Tourism boosts forex supply and reserves in Seychelles, exchange rates stable
The progress being made in the tourism sector is helping Seychelles increase its revenue to sustain its economy, the governor of the Central Bank said on Wednesday.
Carol Abel told a press conference that the supply of foreign exchange from the tourism sector has increased compared to the beginning of the year.
The supply from the sector for March was $48.6 million compared to 46.4 million in February. The figure is over $40 million more than what was received in March 2021.
“The results show that the tourism sector is the important key that is giving us this result. With the increase in supply in general, we have accumulated more foreign exchange in the system and this is helping to keep the exchange rate stable,” said Abel.
As a result, the rupee of Seychelles, an archipelago in the western Indian Ocean, has appreciated versus the dollar and the euro.
The results for Tuesday showed that the dollar on average was SCR14.20 and the euro was SCR15.03. This is 11 cents cheaper for the dollar and 37 cents for the euro compared to Tuesday of last week.
“For our reserve, last Friday, we had $680 million dollars and $516 million that the economy can use,” she added.
Inflation increases by 8.26 percent for 12-month average
Abel also talked about the increase in the inflation rate that is the current subject globally.
For the month-on-month figure, it increased by 0.09 percent and for the year-on-year it has increased by 2.22 percent. For the 12-month average, inflation has increased by 8.26 percent.

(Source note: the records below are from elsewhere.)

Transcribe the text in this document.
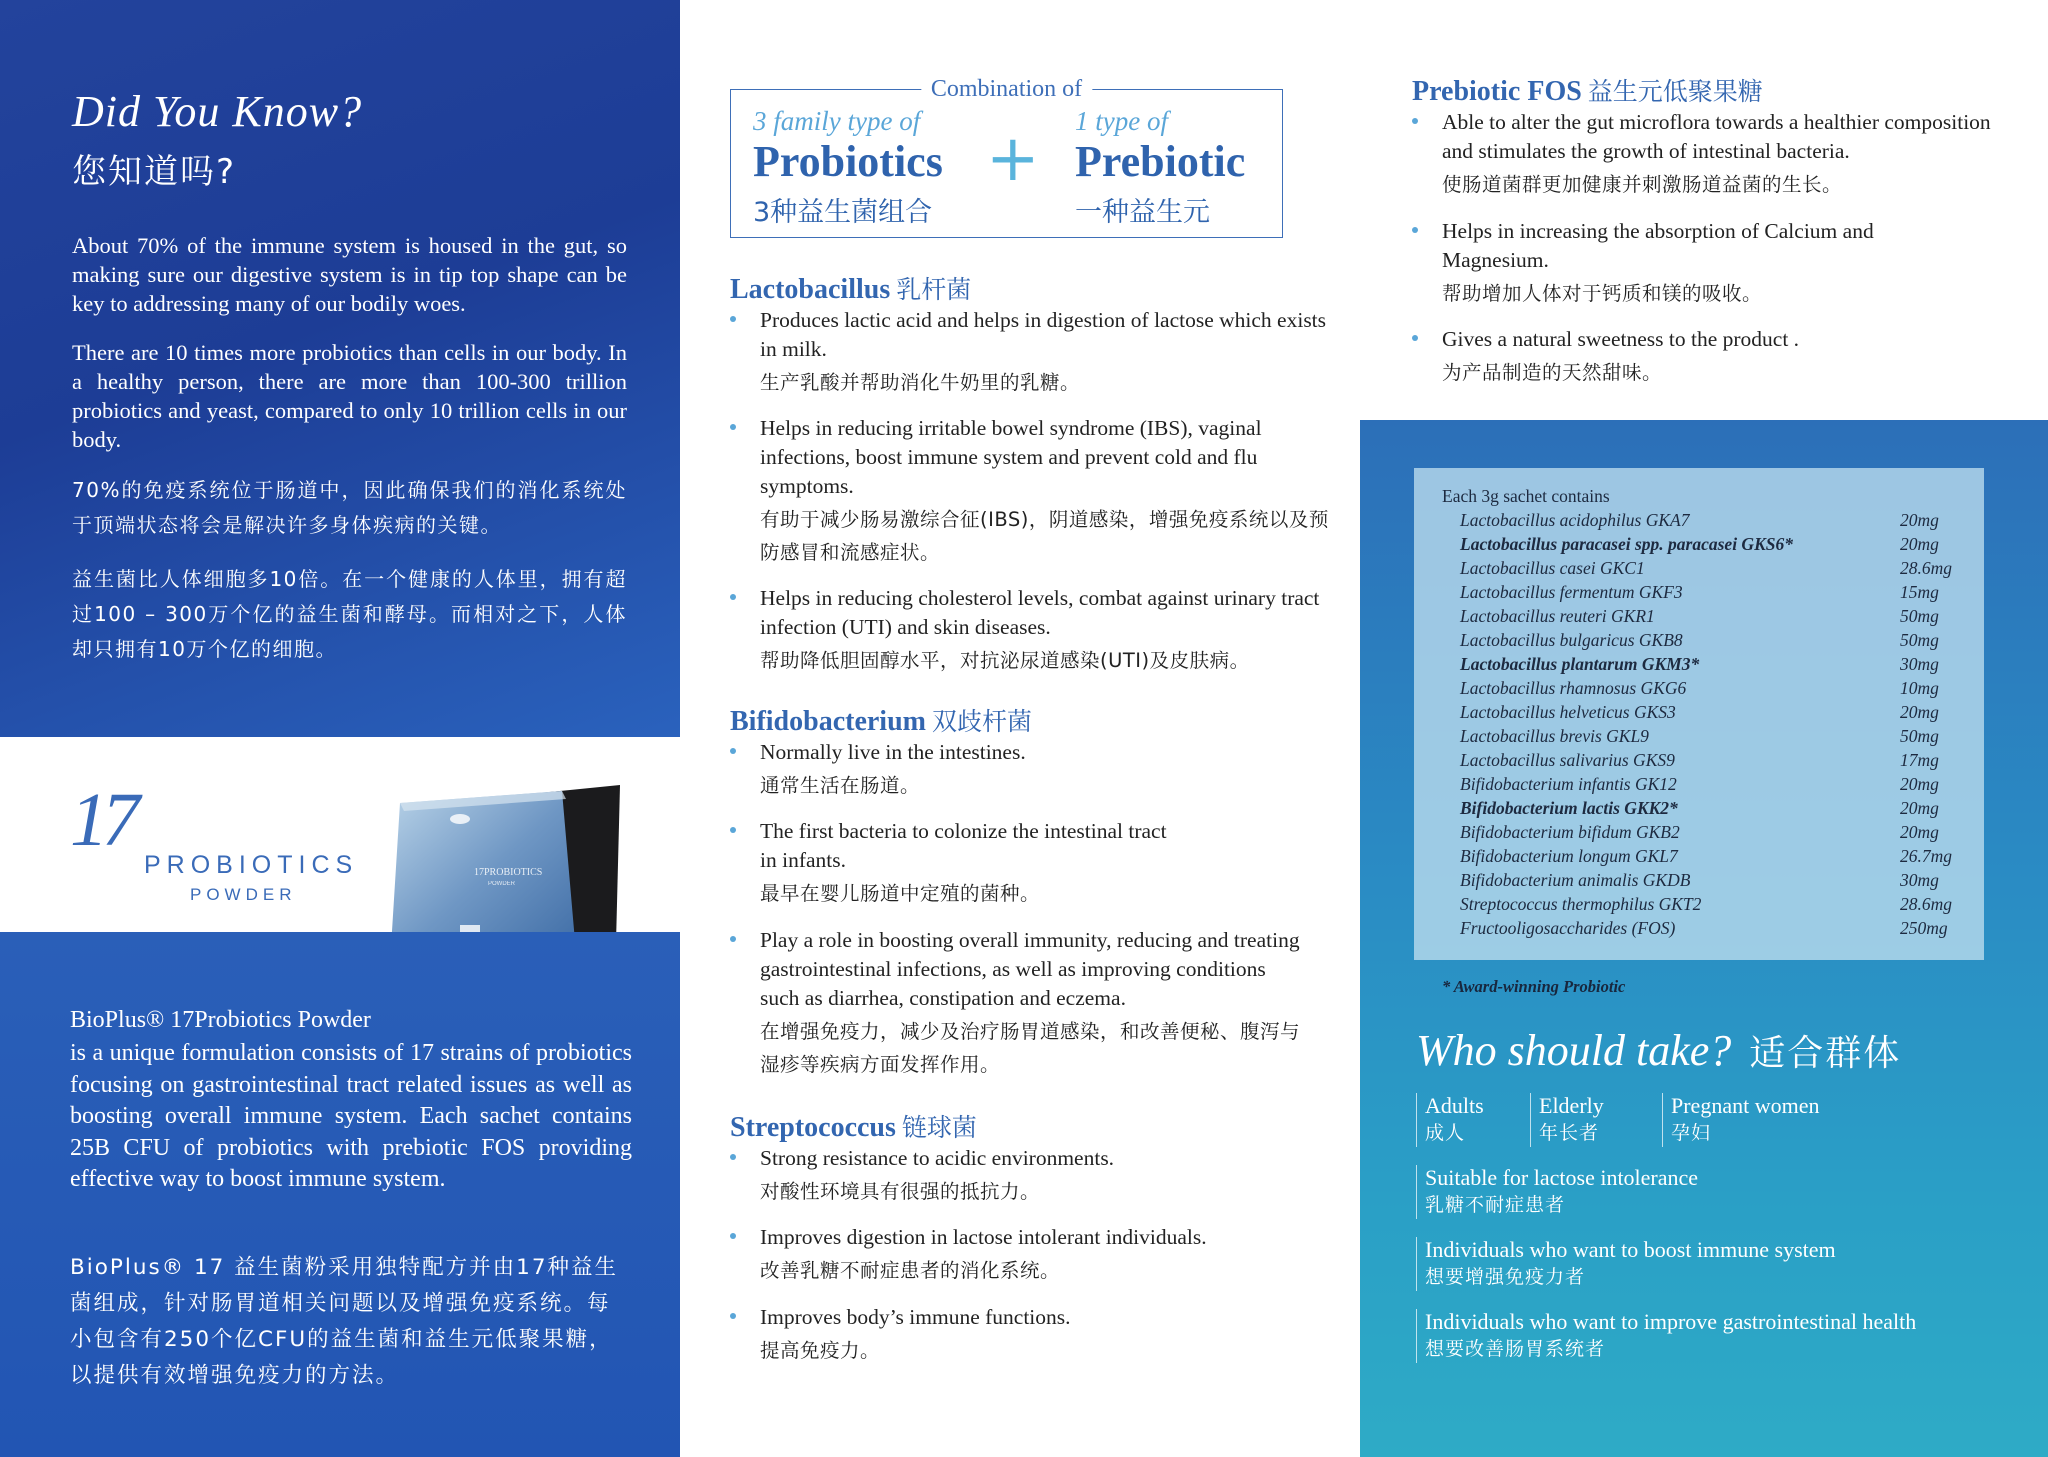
Did You Know?
您知道吗?

About 70% of the immune system is housed in the gut, so making sure our digestive system is in tip top shape can be key to addressing many of our bodily woes.

There are 10 times more probiotics than cells in our body. In a healthy person, there are more than 100-300 trillion probiotics and yeast, compared to only 10 trillion cells in our body.

70%的免疫系统位于肠道中，因此确保我们的消化系统处于顶端状态将会是解决许多身体疾病的关键。

益生菌比人体细胞多10倍。在一个健康的人体里，拥有超过100 – 300万个亿的益生菌和酵母。而相对之下，人体却只拥有10万个亿的细胞。

17
PROBIOTICS
POWDER
17PROBIOTICS
POWDER
BioPlus® 17Probiotics Powder

is a unique formulation consists of 17 strains of probiotics focusing on gastrointestinal tract related issues as well as boosting overall immune system. Each sachet contains 25B CFU of probiotics with prebiotic FOS providing effective way to boost immune system.

BioPlus® 17 益生菌粉采用独特配方并由17种益生菌组成，针对肠胃道相关问题以及增强免疫系统。每小包含有250个亿CFU的益生菌和益生元低聚果糖，以提供有效增强免疫力的方法。

Combination of
3 family type of
Probiotics
3种益生菌组合
+
1 type of
Prebiotic
一种益生元
Lactobacillus 乳杆菌
Produces lactic acid and helps in digestion of lactose which exists in milk.
生产乳酸并帮助消化牛奶里的乳糖。
Helps in reducing irritable bowel syndrome (IBS), vaginal infections, boost immune system and prevent cold and flu symptoms.
有助于减少肠易激综合征(IBS)，阴道感染，增强免疫系统以及预防感冒和流感症状。
Helps in reducing cholesterol levels, combat against urinary tract infection (UTI) and skin diseases.
帮助降低胆固醇水平，对抗泌尿道感染(UTI)及皮肤病。
Bifidobacterium 双歧杆菌
Normally live in the intestines.
通常生活在肠道。
The first bacteria to colonize the intestinal tract in infants.
最早在婴儿肠道中定殖的菌种。
Play a role in boosting overall immunity, reducing and treating gastrointestinal infections, as well as improving conditions such as diarrhea, constipation and eczema.
在增强免疫力，减少及治疗肠胃道感染，和改善便秘、腹泻与湿疹等疾病方面发挥作用。
Streptococcus 链球菌
Strong resistance to acidic environments.
对酸性环境具有很强的抵抗力。
Improves digestion in lactose intolerant individuals.
改善乳糖不耐症患者的消化系统。
Improves body’s immune functions.
提高免疫力。
Prebiotic FOS 益生元低聚果糖
Able to alter the gut microflora towards a healthier composition and stimulates the growth of intestinal bacteria.
使肠道菌群更加健康并刺激肠道益菌的生长。
Helps in increasing the absorption of Calcium and Magnesium.
帮助增加人体对于钙质和镁的吸收。
Gives a natural sweetness to the product .
为产品制造的天然甜味。
Each 3g sachet contains
Lactobacillus acidophilus GKA7	20mg
Lactobacillus paracasei spp. paracasei GKS6*	20mg
Lactobacillus casei GKC1	28.6mg
Lactobacillus fermentum GKF3	15mg
Lactobacillus reuteri GKR1	50mg
Lactobacillus bulgaricus GKB8	50mg
Lactobacillus plantarum GKM3*	30mg
Lactobacillus rhamnosus GKG6	10mg
Lactobacillus helveticus GKS3	20mg
Lactobacillus brevis GKL9	50mg
Lactobacillus salivarius GKS9	17mg
Bifidobacterium infantis GK12	20mg
Bifidobacterium lactis GKK2*	20mg
Bifidobacterium bifidum GKB2	20mg
Bifidobacterium longum GKL7	26.7mg
Bifidobacterium animalis GKDB	30mg
Streptococcus thermophilus GKT2	28.6mg
Fructooligosaccharides (FOS)	250mg
* Award-winning Probiotic
Who should take? 适合群体
Adults
成人
Elderly
年长者
Pregnant women
孕妇
Suitable for lactose intolerance
乳糖不耐症患者
Individuals who want to boost immune system
想要增强免疫力者
Individuals who want to improve gastrointestinal health
想要改善肠胃系统者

“The component that has helped to increase the rate of inflation is the global impact as we depend a lot on importation. The changes in the food and oil prices happening in the world directly affects us,” said Abel.
The CBS governor is appealing for a shift in individual and collective behaviour now that the world, including Seychelles, is facing an increase in inflation.
“We need to take into account the grave uncertainties the world is facing, one of them which is the conflict in Ukraine, which is something the whole world is trying to adjust to. The COVID pandemic, which dealt huge blows to the world economy at its onset two years ago, is still another factor that we must keep in mind is still around,” she added.
She warned that “we must remain disciplined as a country if we want to weather the troubles we are facing right now.”